Newcastle and Nottingham report H1 mortgage lending rise

Nottingham and Newcastle building Societies have both reported growth in pre-tax profits and an increase in mortgage lending in their H1 results.

Related topics:  Mortgages
Rozi Jones
27th July 2017
Newcastle Building Society

The Nottingham has reported pre-tax profits of £7.6m, up 7%, and gross lending of £544m, up 33% on the same period last year, as well as mortgage book growth of 7.1%

Newcastle Building Society recorded pre-tax profits of £7.2m, up from £3.5m in 2016.

Gross lending to home buyers increased to £303m from £255m and net lending improved from £116m to £155m.

3 month mortgage arrears reduced to 0.39% from 0.47% compared with the same point last year.

David Marlow, Chief Executive of The Nottingham, said: “At the beginning of the year we undertook to continue to grow the Society, invest in improving our offering and service as well as look at how we could build and reward loyal membership of The Nottingham. At the half year point we are pleased to report good progress in all of these objectives.  We have continued to grow the balance sheet and have delivered asset growth of 6.1% in the first six months of the year.”

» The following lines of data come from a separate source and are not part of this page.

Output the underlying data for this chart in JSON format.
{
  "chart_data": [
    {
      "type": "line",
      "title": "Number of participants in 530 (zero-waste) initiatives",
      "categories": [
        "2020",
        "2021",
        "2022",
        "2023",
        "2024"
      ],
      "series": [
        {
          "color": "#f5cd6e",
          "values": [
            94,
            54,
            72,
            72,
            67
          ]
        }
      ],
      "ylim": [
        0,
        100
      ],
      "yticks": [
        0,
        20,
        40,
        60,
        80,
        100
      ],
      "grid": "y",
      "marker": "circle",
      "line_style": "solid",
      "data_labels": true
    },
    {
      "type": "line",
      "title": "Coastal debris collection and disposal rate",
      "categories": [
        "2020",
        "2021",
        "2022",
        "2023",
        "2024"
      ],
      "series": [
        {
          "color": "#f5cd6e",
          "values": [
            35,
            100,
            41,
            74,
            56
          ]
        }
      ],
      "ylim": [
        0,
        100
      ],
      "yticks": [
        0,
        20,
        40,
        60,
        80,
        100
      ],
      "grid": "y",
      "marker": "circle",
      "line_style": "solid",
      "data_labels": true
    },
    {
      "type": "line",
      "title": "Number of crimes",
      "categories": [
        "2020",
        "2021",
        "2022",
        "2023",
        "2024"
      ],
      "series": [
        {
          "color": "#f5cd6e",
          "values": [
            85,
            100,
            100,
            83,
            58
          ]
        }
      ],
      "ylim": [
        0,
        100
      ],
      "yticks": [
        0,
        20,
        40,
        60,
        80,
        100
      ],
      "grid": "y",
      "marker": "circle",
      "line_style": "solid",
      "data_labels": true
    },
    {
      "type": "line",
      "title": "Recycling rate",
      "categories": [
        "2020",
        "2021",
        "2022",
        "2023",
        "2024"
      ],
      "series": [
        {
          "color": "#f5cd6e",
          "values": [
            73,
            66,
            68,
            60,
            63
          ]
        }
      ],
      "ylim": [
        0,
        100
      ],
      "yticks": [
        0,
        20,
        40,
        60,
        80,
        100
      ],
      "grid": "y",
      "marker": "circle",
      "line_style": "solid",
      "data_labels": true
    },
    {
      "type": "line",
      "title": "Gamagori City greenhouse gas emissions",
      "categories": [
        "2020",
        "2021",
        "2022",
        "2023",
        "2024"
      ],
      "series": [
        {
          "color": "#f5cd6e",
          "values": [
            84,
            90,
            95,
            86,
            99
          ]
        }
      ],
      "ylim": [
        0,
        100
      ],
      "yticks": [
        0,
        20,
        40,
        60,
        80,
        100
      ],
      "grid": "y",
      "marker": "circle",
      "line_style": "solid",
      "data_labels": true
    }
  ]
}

Newcastle Building Society chief executive, Andrew Haigh, commented: “We’ve made some very positive progress already this year and we’re proud of the milestones we’ve already achieved, both financially, and in delivering on the contract we have with the region. This extends beyond a commitment to the fundamentals of providing a robust regional building society and branch network, but also sees us driving growth to generate career opportunities for people across the North East, investing in our communities, and building an organisation the region can be proud of.”